Finance and Economics;The Dodd-Frank act;Unhappy birthday to you;
财经;多德弗兰克法案;生日“不”快乐!
A tiny Texas bank challenges Dodd-Frank;
小小德州银行挑战多德弗兰克法案;
Call the State National Bank of Big Spring, Texas, andthe person answering says the bank is happy to help at any of its three (count'em) locations. Ask for the chief executive, Jim Purcell, and there is a brief pause to check where, among the 40 employees, he might be.
America still has thousands of these tiny banks. They provide funds and senior managers to customers that may be relegated to automated phone-hell at bigger institutions. And, in the case of Mr Purcell, they bring a willingness to take a public stand against the government that executives at bigger banks generally prefer to take behind closed doors.
July 21st was the second anniversary of the Dodd-Frank act, the massive rewrite of America's financial system sold as an effort to prevent a repeat of the financial crisis. The birthday came just after, in characteristic form, a rule tied to Dodd-Frank for mortgage “simplification” was submittedby the newly created Consumer Financial Protection Bureau (CFPB): it runs to 1,099 pages (acompliance nightmare for small banks) and is packed with clauses that could limit the availabilityof credit.
The heads of America's large financial institutions rail privately about the costly and contradictory demands of the Dodd-Frank act. But their criticism in public is measured, out of fear that it could prompt retribution by regulators or make them fodder for bank-bashing politicians. It is better,they say, quietly to lobby for preferential carve-outs, an approach that may serve their own interests but only adds to the sense of systemic unfairness.
Into this mess has stepped Mr Purcell, who, not with standing the size of his institution ($260m indeposits, making it the 177th-largest bank in Texas), has suddenly turned into a rather important banker in America. On June 21st his bank became a plaintiff in a legal challenge brought with two free-market entities in Washington, DC, the Competitive Enterprise Institute and the 60 Plus Association, arguing that Dodd-Frank is unconstitutional.
尽管珀塞尔先生掌管的银行规模已经扩大(拥有2.6亿美金的存款,让其荣登德州第177家最大的银行榜单),他其实惹上了麻烦,因为自己蓦然之间已经变成美国一个相当重要的银行家。6月21日,Big Spring银行成为一宗法律纠纷的原告,与华盛顿地区的2个自由市场共同体(即Competitive Enterprise Institute and the 60 Plus Association)打起了官司,后者声称多德弗兰克法案违反了宪法。
Mr Purcell's business model, common among Texas rural banks, was to keep loans on its books,internalising both their returns and their risks. In practice, this meant making small loans (under$60,000) at relatively high rates (7%, because small loans suffer from diseconomies of scale) with short terms (five years, to protect the bank against interest-rate risk) and final “balloon” payments that are usually rolled over. This approach differs radically from that of the major banks, whichsyndicated mortgages through Fannie Mae and Freddie Mac. The bank has not repossessed a homein seven years, or cost taxpayers a penny, but balloon payments and high rates are targeted under Dodd-Frank, which grants regulators wide discretion to decide what is “abusive”. Mr Purcell has stopped issuing mortgages and, because of other Dodd-Frank rules, processing international remittances.

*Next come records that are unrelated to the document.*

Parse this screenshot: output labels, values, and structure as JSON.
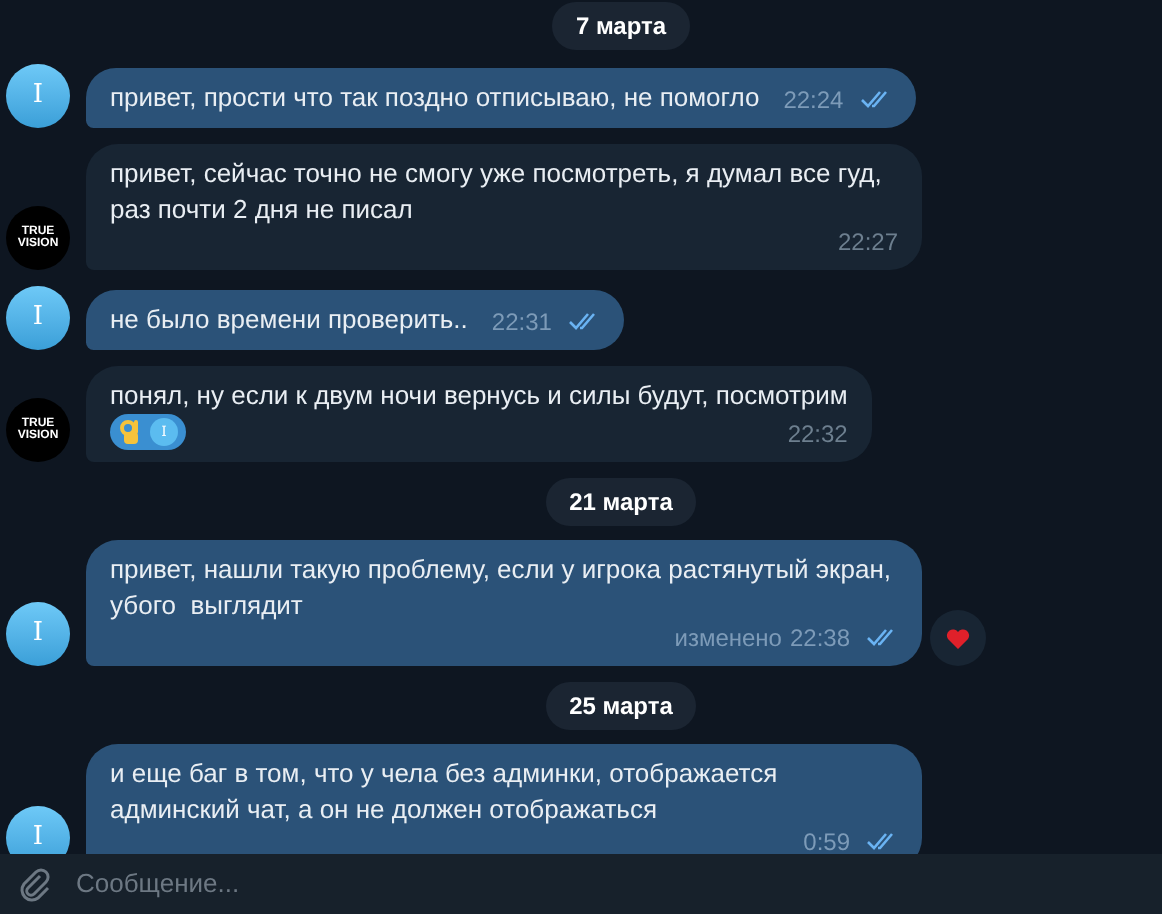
{
  "feed": [
    {
      "kind": "date",
      "text": "7 марта"
    },
    {
      "kind": "outgoing",
      "avatar": "I",
      "text": "привет, прости что так поздно отписываю, не помогло",
      "time": "22:24",
      "read": true
    },
    {
      "kind": "incoming",
      "avatar": "TRUE VISION",
      "text": "привет, сейчас точно не смогу уже посмотреть, я думал все гуд, раз почти 2 дня не писал",
      "time": "22:27"
    },
    {
      "kind": "outgoing",
      "avatar": "I",
      "text": "не было времени проверить..",
      "time": "22:31",
      "read": true
    },
    {
      "kind": "incoming",
      "avatar": "TRUE VISION",
      "text": "понял, ну если к двум ночи вернусь и силы будут, посмотрим",
      "time": "22:32",
      "reaction": {
        "kind": "ok",
        "by": "I"
      }
    },
    {
      "kind": "date",
      "text": "21 марта"
    },
    {
      "kind": "outgoing",
      "avatar": "I",
      "text": "привет, нашли такую проблему, если у игрока растянутый экран, убого  выглядит",
      "time": "22:38",
      "edited": "изменено",
      "read": true,
      "side_reaction": {
        "kind": "heart"
      }
    },
    {
      "kind": "date",
      "text": "25 марта"
    },
    {
      "kind": "outgoing",
      "avatar": "I",
      "text": "и еще баг в том, что у чела без админки, отображается админский чат, а он не должен отображаться",
      "time": "0:59",
      "read": true
    }
  ],
  "composer": {
    "placeholder": "Сообщение..."
  }
}
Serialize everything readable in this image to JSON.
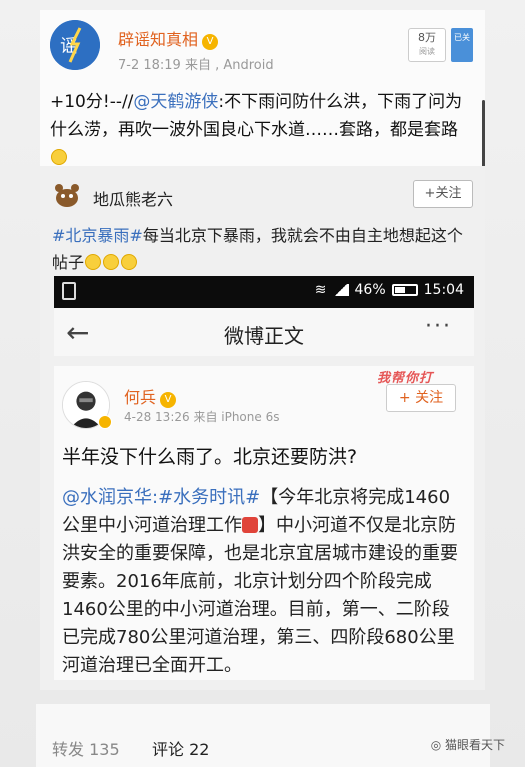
{
  "outer_post": {
    "author": "辟谣知真相",
    "meta": "7-2 18:19  来自 , Android",
    "views_value": "8万",
    "views_label": "阅读",
    "follow_side": "已关",
    "text_prefix": "+10分!--//",
    "text_mention": "@天鹤游侠",
    "text_body": ":不下雨问防什么洪，下雨了问为什么涝，再吹一波外国良心下水道……套路，都是套路"
  },
  "retweet": {
    "author": "地瓜熊老六",
    "follow": "+关注",
    "hashtag": "#北京暴雨#",
    "text": "每当北京下暴雨，我就会不由自主地想起这个帖子"
  },
  "phone": {
    "battery": "46%",
    "time": "15:04",
    "nav_title": "微博正文",
    "back_symbol": "←",
    "more_symbol": "···"
  },
  "inner_post": {
    "author": "何兵",
    "meta": "4-28 13:26  来自 iPhone 6s",
    "follow": "+ 关注",
    "watermark": "我帮你打",
    "headline": "半年没下什么雨了。北京还要防洪?",
    "mention": "@水润京华",
    "hashtag": ":#水务时讯#",
    "body_a": "【今年北京将完成1460公里中小河道治理工作",
    "body_b": "】中小河道不仅是北京防洪安全的重要保障，也是北京宜居城市建设的重要要素。2016年底前，北京计划分四个阶段完成1460公里的中小河道治理。目前，第一、二阶段已完成780公里河道治理，第三、四阶段680公里河道治理已全面开工。"
  },
  "bottom": {
    "repost": "转发 135",
    "comment": "评论 22",
    "watermark": "猫眼看天下"
  }
}
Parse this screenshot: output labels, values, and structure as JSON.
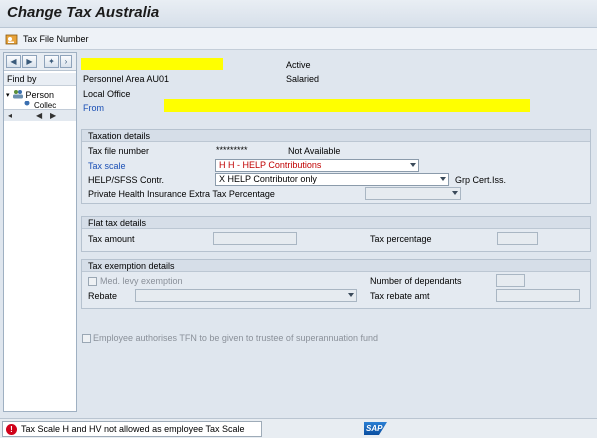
{
  "window": {
    "title": "Change Tax Australia"
  },
  "toolbar": {
    "tax_file_number_label": "Tax File Number",
    "icon": "tax-file-icon"
  },
  "nav": {
    "find_by": "Find by",
    "tree": {
      "person": "Person",
      "collection": "Collec"
    }
  },
  "header": {
    "status": "Active",
    "personnel_area": "Personnel Area AU01",
    "employee_type": "Salaried",
    "local_office": "Local Office",
    "from_label": "From"
  },
  "taxation": {
    "title": "Taxation details",
    "tfn_label": "Tax file number",
    "tfn_value": "*********",
    "tfn_status": "Not Available",
    "tax_scale_label": "Tax scale",
    "tax_scale_value": "H H - HELP Contributions",
    "help_label": "HELP/SFSS Contr.",
    "help_value": "X HELP Contributor only",
    "grp_cert_label": "Grp Cert.Iss.",
    "phi_label": "Private Health Insurance Extra Tax Percentage",
    "phi_value": ""
  },
  "flat_tax": {
    "title": "Flat tax details",
    "amount_label": "Tax amount",
    "percentage_label": "Tax percentage"
  },
  "exemption": {
    "title": "Tax exemption details",
    "medicare_label": "Med. levy exemption",
    "dependants_label": "Number of dependants",
    "rebate_label": "Rebate",
    "rebate_value": "",
    "rebate_amt_label": "Tax rebate amt"
  },
  "tfn_trustee_label": "Employee authorises TFN to be given to trustee of superannuation fund",
  "status_bar": {
    "message": "Tax Scale H and HV not allowed as employee Tax Scale",
    "logo_text": "SAP"
  },
  "colors": {
    "error_red": "#d0021b",
    "link_blue": "#1a4fb5",
    "highlight_yellow": "#ffff00",
    "tax_scale_text": "#c00000"
  }
}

As a consequence, he concludes, some good customers will go to the giant, government-backed banks, and some poorer customers may not get credit at all. His lawsuit attacks two key entities created by Dodd-Frank, the CFPB and the Financial Stability Oversight Council, a group ofgovernment officials which can designate which financial institutions are too big to fail—and thus which will receive government support—with the attendant benefit of lower funding costs.
Each of the entities was given rights that may infringe on powers vested in at least one of the three traditional branches of American government, and thus to constitutional checks on power,according to the plaintiffs. They cite, for example, the method the Obama administration used to circumvent Senate approval (which is explicitly required under Dodd-Frank) for the appointmentof the head of the CFPB and the technique of funding the bureau through mandated payments bythe Fed.
A response by the government could come in August, an initial verdict by the upcoming election.An eventual appeal to the Supreme Court would not be a surprise. Mr Purcell faces obstacles in his case, but its very existence airs important questions about whether efforts to make finance safer have gone too far.